I’M SO CONFUSED!!!  Head in hands, “Essential Ayurveda” spread-eagled next to me, ten web links bookmarked on my computer, Kapha lists of what to, and not to eat strewn next to the recipes with ingredients neither Tescos, nor I, have ever heard of.   It was at the yoga conference a couple of weeks ago when I realised that every yogi here is Ayurveda bilingual…except me.  What is this strange science?  Kapha, Pitta, dosha, Vata, agni…are just a few of the alien terms seeping into my vocabulary, and that, I realised, is just the beginning…

Have you ever heard of a blue hole?  These incredible, vertical caves that can sink to over 200 meters.  They preserve skeletons of the Arawaks and scientists are continuously discovering prehistoric fossils and creatures one would only expect to find in a film, like Avatar.  I went to see one once.  It was our grade 9 Abaco trip.  A whole year of 13 year-old’s fishing for sharks, running away from boars, climbing light-houses, and flirting with first-loves on the basketball courts before lights out…(yes – I had an amazing childhood).  The blue hole itself was absolutely beautiful.  Just look at it….

I’d never seen water that colour before, and it seemed a shame to disturb it with our adventurous bodies.  I was a strong swimmer at that age.   Competing in inter-school meets, and very much at home crashing out beneath the waves of Cabbage Beach, or snorkelling off the shore of Rose Island.  Yet this Blue Hole terrified me.  I remember being one of the last to leap in.  Its depths rendered it breathtakingly cold, and if you opened your eyes under water, it was as clear as the air above the surface.  I assumed a kind of suspended fetal position, clinging onto the rock-face.   The rock face that was so smooth to touch it soothed me.  Soothed me, to such an extent that before too long, my grasp began to slacken, and I could feel my legs stretching out behind me.  Tentatively, I rotated my body, and peeled myself off the wall.  Head above water I ventured towards the middle, with ungainly, doggy-paddle strokes.  My heart began to lift, the sense of adventure counter-acting my fears, and the beauty all around me embedding itself deep into my memory.  I started to laugh, and splashed about…with Philip I think…and in a moment of confidence I dived under water, and that was when the panic set in.

Darkness.  The water was so dark, and all I could see was the smooth rock plummeting into blackness.  I felt so small.  So unbelievably insignificant, that I clambered back to the edge, and waited impatiently for Mr Key to tell us it was time to leave.  I’m not sure if it was the unknown, the depths, or the striking awareness of self in the context of something greater that shook me to such a degree, but I remember, to this day, like it was just yesterday…Philip reaching out to hold my hand as he lifted me up onto the edge.  How I stood there for a moment, looking back, marveling at how extraordinarily wonderful it was.

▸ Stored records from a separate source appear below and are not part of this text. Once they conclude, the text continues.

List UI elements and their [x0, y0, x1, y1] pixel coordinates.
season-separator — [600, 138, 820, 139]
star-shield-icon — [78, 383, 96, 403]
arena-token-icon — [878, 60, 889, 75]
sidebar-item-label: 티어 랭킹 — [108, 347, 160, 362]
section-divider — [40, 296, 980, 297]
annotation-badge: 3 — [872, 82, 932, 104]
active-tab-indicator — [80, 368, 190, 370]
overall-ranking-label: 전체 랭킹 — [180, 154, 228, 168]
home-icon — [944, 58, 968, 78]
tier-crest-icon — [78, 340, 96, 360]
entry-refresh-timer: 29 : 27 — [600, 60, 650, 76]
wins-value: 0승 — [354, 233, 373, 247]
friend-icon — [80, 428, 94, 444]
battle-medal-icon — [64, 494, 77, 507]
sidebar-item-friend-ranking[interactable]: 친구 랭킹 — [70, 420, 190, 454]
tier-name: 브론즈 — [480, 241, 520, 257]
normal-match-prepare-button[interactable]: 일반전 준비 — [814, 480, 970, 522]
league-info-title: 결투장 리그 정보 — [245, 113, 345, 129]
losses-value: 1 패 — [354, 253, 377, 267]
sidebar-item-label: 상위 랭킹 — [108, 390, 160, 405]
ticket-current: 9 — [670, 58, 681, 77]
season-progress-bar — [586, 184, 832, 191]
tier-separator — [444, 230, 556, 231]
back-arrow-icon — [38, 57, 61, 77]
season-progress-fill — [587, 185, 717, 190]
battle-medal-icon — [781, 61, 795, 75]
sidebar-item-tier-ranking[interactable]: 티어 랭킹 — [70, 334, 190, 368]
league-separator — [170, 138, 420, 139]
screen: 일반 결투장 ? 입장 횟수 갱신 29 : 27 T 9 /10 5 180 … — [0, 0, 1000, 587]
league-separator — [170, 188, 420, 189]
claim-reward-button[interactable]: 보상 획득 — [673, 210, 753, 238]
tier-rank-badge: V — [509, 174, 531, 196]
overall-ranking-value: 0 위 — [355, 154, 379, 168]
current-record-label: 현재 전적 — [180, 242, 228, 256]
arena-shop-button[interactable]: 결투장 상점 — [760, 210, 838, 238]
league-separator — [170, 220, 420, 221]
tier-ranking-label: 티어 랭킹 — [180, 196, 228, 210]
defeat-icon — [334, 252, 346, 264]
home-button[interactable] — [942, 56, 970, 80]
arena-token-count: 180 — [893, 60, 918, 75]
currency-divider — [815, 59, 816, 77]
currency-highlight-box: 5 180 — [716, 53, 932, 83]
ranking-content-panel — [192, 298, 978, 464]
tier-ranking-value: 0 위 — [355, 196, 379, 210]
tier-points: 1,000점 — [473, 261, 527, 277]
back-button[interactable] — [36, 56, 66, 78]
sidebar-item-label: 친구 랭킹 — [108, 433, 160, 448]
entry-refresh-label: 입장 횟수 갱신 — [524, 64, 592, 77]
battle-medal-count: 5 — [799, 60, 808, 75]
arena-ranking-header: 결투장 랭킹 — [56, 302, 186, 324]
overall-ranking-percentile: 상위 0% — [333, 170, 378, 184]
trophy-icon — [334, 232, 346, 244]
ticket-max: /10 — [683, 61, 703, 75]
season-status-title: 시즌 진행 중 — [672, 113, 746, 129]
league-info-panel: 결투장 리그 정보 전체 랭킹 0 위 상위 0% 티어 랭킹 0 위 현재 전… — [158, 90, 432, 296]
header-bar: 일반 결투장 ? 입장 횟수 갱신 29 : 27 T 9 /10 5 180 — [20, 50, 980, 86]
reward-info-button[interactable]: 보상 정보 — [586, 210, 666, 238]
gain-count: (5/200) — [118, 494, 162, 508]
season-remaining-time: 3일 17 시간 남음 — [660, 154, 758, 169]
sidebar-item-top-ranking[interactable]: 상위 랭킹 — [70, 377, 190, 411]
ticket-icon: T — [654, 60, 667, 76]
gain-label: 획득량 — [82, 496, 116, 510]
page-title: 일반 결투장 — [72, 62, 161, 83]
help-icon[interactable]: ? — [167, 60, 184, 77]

The last few days have been quiet for me, because I have submerged myself into something deeper.  Ancient beliefs, and the science of being…not just for  humans, but animals and everything that is nature.  I’ve been given guidance as to what my constitution is – whether it be earth, fire or air.  Discussed the importance of balance, and symptoms of imbalance, and have had to ask myself so many questions…and that was when the panic set in.

I don’t feel like I’m me anymore.  I don’t feel confident in things that I would ordinarily take for granted, and all the traces of the positive steps I’ve taken thus far, seem to have been washed away by this great surge.

And then, just like all those years ago, a hand reaches out and lifts me up onto the edge.  He tells me its ok to be confused, and to not know all the answers.  He also tells me, I need to let go.

I think I’ll stand here a while, looking back – marveling at how extraordinarily wonderful it all was.